Le lait maternel humain est sans doute le plus complexe de tous les mammifères. Il contient plus de 200 molécules de sucre différentes, bien au-dessus de la moyenne des 30-50 trouvées dans le lait de souris ou de vache. Le rôle de chacun de ces sucres et les processus sous-jacents à leurs changements de composition pendant l’allaitement restent un casse-tête scientifique, même si la finalité de ce modèle complexe est très probablement le développement du système immunitaire et du microbiome intestinal de l’enfant. Toutes ces molécules de sucre dans le lait ne sont pas destinées à nourrir le bébé. Certaines sont généralement le premier repas des bactéries qui vont coloniser les intestins du bébé.
Un précurseur de microbiote : La première fonction du lait maternel est de favoriser la colonisation de l’intestin par des communautés bactériennes spécifiques qui vont digérer ces molécules de sucre, précise l’auteur principal, Thierry Hennet, de l’Institut de physiologie de l’Université de Zurich. Le lait maternel est donc en premier lieu une sorte » d’engrais du microbiote « .
Un facteur d’immunité : La seconde fonction, telle que documentée dans la littérature, est de jeter les bases du système immunitaire du nouveau-né. Après la naissance, le lait est riche en anticorps et en molécules qui ralentissent la croissance de bactéries nocives et coordonnent l’activité des globules blancs. D’ailleurs, après un mois, lorsque l’enfant a commencé à développer son propre système immunitaire, la composition du lait maternel évolue avec des niveaux d’anticorps maternels à la baisse de plus de 90%. De la même manière, la diversité des sucres du lait maternel est en forte diminution, ce suggère un besoin moindre de recrutement de communautés bactériennes.

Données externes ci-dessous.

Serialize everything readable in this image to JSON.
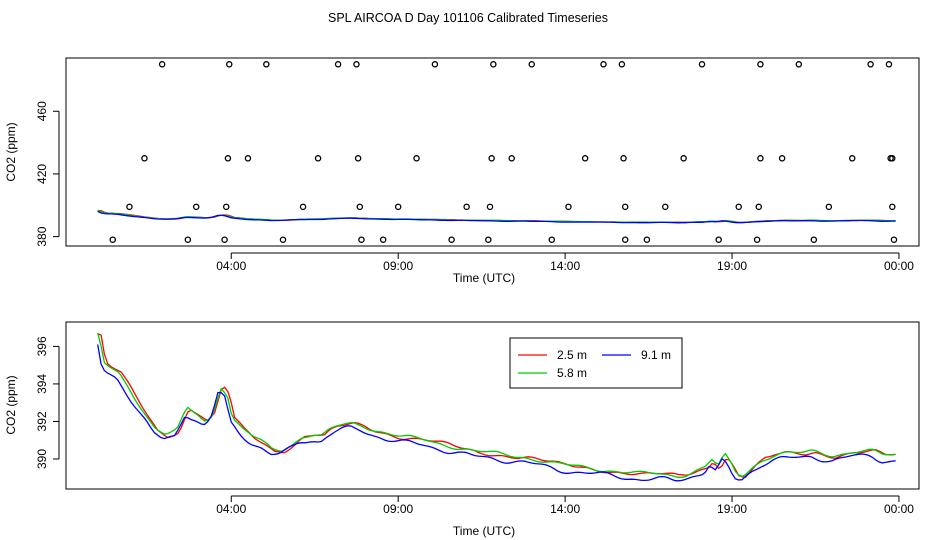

Le lait maternel humain s’enrichit alors en nutriments qui soutiennent la croissance de l’enfant.
Allaiter oui, mais jusqu’à quand ? En dépit des nombreuses fonctions et bénéfices du lait maternel, certains enfants peuvent grandir normalement, en bonne santé sans avoir jamais été allaités ou très peu, ce qui pose évidemment la question de l’allaitement maternel » systématique « . Si l’allaitement maternel est associé à une mortalité infantile, un risque d’infections intestinales et respiratoires considérablement réduits, les auteurs soulignent qu’il existe peu de preuve de ses bénéfices à plus long terme. Sur ce point l’auteur est très prudent : » le lait maternel est le produit de millions d’années d’évolution et possède certainement les nutriments optimaux pour le nouveau-né, mais la question est de savoir sur quelle durée le nouveau-né a vraiment besoin de cet apport ? La décision appartient aux familles, pas aux scientifiques « .
Améliorer encore la compréhension du rôle de l’ensemble des différentes molécules présentes dans le lait maternel, est devenu beaucoup plus facile avec les progrès des technologies de séquençage génétique. Les recherches se poursuivent et les scientifiques ont bon espoir de parvenir à identifier le cocktail d’hormones qui fait la qualité du lait maternel et le rôle exact des communautés bactériennes qu’il permet de recruter, dans l’intestin du nourrisson.